Das romantischste Erlebnis
Es gibt natürlich auf einer so langen Reise ein paar Erlebnisse, die durchaus romantisch sind. Strände, Essen gehen, gemeinsam den Sternhimmel über Atacama anschauen und dabei frieren. Aber eine Sache gibt es, die sticht hervor.
Gut ja, es hat mit Strand zu tun, aber das ist nicht der Hauptpunkt. Wir befinden uns in Kambodscha, im südwestlichen Teil. Etwas außerhalb des Festlandes auf einer Insel. Koh Rong Sanloem, der kleinen Schwester von Koh Rong. Hier kann man die Zeit vergessen, dem Strandleben fröhnen, an der Strandbar sitzen und Cocktails schlürfen und darauf warten, dass es Nacht wird. Und dann in die Badehose schlüpfen und baden gehen.
Es gibt wenig, das beindruckender und magischer ist, als ins Meer zu laufen und zu sehen, wie es um die Beine anfängt zu leuchten, wenn man sich bewegt. Mit den Händen und Armen durchs Wasser zu fahren und auch hier zu sehen, wie aus der Dunkelheit des Meeres plötzlich Licht erscheint. Das Plankton im Meer, das sich überall um einen herum befindet, reagiert auf die Bewegung des Wassers und je stärker die Bewegung, desto heller leuchtet es.
Dann noch mit seiner Freundin im Wasser zu stehen, Arm in Arm, während es um einen herum leuchtet, oder zusammen durch das Leuchten zu schwimmen, das ist wohl mit das romantischste, was ich jemals erleben durfte.

Das coolste Erlebnis
Wir sind nicht unbedingt begeistert von Bali. Zu viel Touristenabzocke, zu viel aggressives Aufdrängen der Verkäufer, Taxifahrer, etc. Und sehr revierfixierte Hunde...
Aber, fairerweise muss man sagen, wir erleben eines unserer schönsten Erlebnisse auf Bali. Wir haben natürlich auch gutes Timing. Allerdings ohne es zu wissen. Indonesien ist größtenteils muslimisch, Bali stellt hier aber eine Ausnahme dar und hier herrscht der Hinduismus vor. Nun gibt es scheinbar zwei große Feiertage im Jahr und einen der beiden haben wir erwischt. Und glücklicherweise sind wir in einer wunderbaren Unterkunft, denn Wira, unser Gastgeber, bietet uns an, uns zu diesem Feiertag mit in die Tempel zum Beten zu nehmen.
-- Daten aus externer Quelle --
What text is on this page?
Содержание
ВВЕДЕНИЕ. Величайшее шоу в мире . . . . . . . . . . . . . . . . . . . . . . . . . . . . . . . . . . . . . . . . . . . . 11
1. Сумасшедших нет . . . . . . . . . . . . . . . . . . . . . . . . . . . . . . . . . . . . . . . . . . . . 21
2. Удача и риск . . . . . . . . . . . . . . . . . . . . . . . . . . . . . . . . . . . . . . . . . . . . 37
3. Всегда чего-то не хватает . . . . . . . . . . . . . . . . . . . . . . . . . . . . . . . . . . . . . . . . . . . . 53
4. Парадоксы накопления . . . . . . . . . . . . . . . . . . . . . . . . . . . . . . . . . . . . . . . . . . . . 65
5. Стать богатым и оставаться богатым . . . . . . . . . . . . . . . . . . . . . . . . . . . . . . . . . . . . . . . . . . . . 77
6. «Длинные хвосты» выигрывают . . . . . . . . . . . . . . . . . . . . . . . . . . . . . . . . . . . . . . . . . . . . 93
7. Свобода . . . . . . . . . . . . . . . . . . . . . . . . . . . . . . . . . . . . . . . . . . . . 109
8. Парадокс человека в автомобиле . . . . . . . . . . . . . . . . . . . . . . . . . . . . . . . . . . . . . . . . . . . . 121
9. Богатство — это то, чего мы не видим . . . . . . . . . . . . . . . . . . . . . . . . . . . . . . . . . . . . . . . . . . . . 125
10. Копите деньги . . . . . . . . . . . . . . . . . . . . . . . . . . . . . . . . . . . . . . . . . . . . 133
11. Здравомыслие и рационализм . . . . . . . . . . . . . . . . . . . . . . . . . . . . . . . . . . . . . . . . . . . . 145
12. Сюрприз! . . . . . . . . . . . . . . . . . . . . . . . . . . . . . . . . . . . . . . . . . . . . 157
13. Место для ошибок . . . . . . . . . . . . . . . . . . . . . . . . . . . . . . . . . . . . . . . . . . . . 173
Man kann sich das ein bisschen wie Weihnachten vorstellen, nur wesentlich wärmer und mit traditionellen Gewändern.
Wir werden also von Wira mit einem traditionellen Gewand ausgestattet, sehen beide sehr schick damit aus und dann nimmt er uns mit in den Dorftempel. Dort beten wir mit ihm und seiner Familie, bevor wir zu seinen Eltern und dann den Eltern seiner Frau gehen, wo wir jeweils einen Gebetszyklus durchlaufen. Die Einheimischen sind unglaublich freundlich, gelassen, akzeptieren uns ganz offensichtlich Nicht-Hinduisten in den Tempeln und beim Beten und man bekommt überall ein Lächeln geschenkt. Auch nach der morgentlichen Tempelrunde dürfen und sollen wir die Gewänder laut Wira anlassen und auch als wir damit durch die Stadt laufen wirft man uns überall einen nach oben ausgestreckten Daumen gepaart mit einem Lächeln oder einem Ausdruck des Erstaunens entgegen. Wir fühlen uns einen Tag lang wie Einheimische und werden öfter sogar auf balinesisch angesprochen. Es ist ein intimes Erlebnis und ein seltenes, wirkliches Eintauchen in die Kultur. 

Das ekligste Erlebnis
Vietnam. Mal wieder. Die vietnamesische Küche hält viele Leckereien bereit, wenn man mutig und gewillt ist, sich darauf einzulassen. Denn das Problem ist, dass man ja nicht lesen kann, was es gibt und auch wenn man weiß, welches Gericht man eigentlich möchte, kann man es noch lange nicht aussprechen, denn bei 6 verschiedenen Betonungen ist die Chance überproportional hoch, dass man etwas anderes sagt, als man meint. Oftmals sieht man also eher, was auf dem Tisch steht und denkt sich, dass das ziemlich gut aussieht und man das auch gerne essen würde.
Gerade wenn man wie wir in den hinteren Ecken Vietnams unterwegs ist, weit weg von allen Touristen, muss man sich auf lokale Kost einstellen. Oftmals wird es Reis mit irgendwas, denn das Wort für Res können wir irgendwann zuordnen. Manchmal besucht man aber auch kleine Straßenläden und probiert etwas neues aus. So wie in Cam Tuy bei Miss Thai. Eigentlich sind die Spezialität dort gedämpfte Reisrollen. Sie bietet uns aber noch dazu Eier an. Ich denke mir: "Ach schön, ein Frühstücksei!", bis mich die Realität einholt. Wir haben es hier mit einem der speziellen Eier zu tun, bei denen sich ein halb ausgebildetes Küken im Inneren befindet. Dieses kann man dann aus dem Ei herauslöffeln. Klingt eklig, ist noch viel ekliger, wenn man den Fötus vor sich sieht. Ich bin dafür, dankend abzulehnen, aber Lotti fasst sich ein Herz, bzw. einen Magen und probiert ein Stück. Das kann ich nicht auf mir sitzen lassen, schließlich hatte ich bereits Skorpion und andere Leckereien. Auch ich nehme einen Löffel und es schmeckt irgendwie nach Ei, aber irgendwie auch falsch. Nach je einem Löffel lassen wir es dann auch sein. Miss Thai lacht nur...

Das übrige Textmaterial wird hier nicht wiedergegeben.